To escape this dilemma, Putin could resort to nuclear blackmail. The Soviets tried this maneuver in the 1970s when they deployed intermediate-range SS-20 missiles to threaten Western Europe with nuclear destruction and then daring the U.S. to respond with an all-out nuclear war. The U.S. responded by creating and deploying Pershing II missiles that negated this strategy and then by negotiating the INF Treaty that stood until the Russians cheated on it and the U.S. withdrew.

Because the Defense Department has not focused on fighting an industrialized enemy for some time, U.S. forces are missing many of the tools they need for a high-intensity conflict. This must change, and soon: Increasing defense spending to 4 percent of GDP, which is still well below Cold War levels, would give the Pentagon adequate funds to field the forces it needs to put Eastern Europe and Taiwan out of danger.
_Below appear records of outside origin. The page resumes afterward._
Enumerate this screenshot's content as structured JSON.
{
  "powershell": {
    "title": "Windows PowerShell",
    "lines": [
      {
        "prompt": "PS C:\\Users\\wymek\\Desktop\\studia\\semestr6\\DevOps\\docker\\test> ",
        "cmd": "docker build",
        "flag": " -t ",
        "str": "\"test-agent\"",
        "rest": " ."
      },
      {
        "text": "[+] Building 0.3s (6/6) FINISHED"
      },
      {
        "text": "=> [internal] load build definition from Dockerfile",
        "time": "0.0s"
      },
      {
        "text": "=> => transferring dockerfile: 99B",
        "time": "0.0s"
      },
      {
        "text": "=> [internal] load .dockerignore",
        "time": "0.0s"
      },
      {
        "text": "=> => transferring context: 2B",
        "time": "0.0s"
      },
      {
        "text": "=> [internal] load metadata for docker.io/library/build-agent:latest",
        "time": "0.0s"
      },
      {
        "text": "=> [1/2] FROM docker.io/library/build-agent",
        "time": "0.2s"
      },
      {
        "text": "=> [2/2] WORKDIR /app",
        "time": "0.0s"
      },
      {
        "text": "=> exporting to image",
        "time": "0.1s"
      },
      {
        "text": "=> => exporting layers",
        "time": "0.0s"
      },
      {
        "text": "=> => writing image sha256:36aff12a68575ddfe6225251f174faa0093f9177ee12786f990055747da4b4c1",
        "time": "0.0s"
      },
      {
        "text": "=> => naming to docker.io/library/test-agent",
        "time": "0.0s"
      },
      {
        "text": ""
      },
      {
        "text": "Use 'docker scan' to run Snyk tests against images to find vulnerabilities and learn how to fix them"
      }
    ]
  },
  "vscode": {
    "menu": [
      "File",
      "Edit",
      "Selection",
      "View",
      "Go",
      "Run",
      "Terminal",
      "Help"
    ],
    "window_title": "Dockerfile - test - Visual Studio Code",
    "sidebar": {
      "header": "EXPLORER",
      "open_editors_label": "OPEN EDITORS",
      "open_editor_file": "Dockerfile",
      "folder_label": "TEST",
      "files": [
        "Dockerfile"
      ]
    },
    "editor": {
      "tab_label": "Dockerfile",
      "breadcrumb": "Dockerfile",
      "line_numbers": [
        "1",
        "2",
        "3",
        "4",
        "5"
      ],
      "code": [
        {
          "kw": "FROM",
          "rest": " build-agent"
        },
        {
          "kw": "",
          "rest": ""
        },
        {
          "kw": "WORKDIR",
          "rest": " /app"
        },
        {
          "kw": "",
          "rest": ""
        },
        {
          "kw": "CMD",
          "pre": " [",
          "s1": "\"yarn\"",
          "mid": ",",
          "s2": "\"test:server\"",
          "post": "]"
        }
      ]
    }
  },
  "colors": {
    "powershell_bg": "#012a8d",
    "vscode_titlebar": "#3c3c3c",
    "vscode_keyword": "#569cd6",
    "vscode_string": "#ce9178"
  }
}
The holiday from history is over; defense spending must rise as we acknowledge this fact.

Asia-first hawks have argued that the U.S. should not add more troops to NATO, and some assert that the U.S. should withdraw more forces. This is strategically shortsighted: since George Kennan wrote the Long Telegram in 1946, it has been clear that the American international position has depended on preventing another power from establishing hegemony over the industrialized regions of Europe and Asia. Although Europe’s place in the global economy is diminishing, it is still a vital component of it.

Putin clearly enjoys negotiating while holding a knife to his opponent’s throat. It is time to return the favor.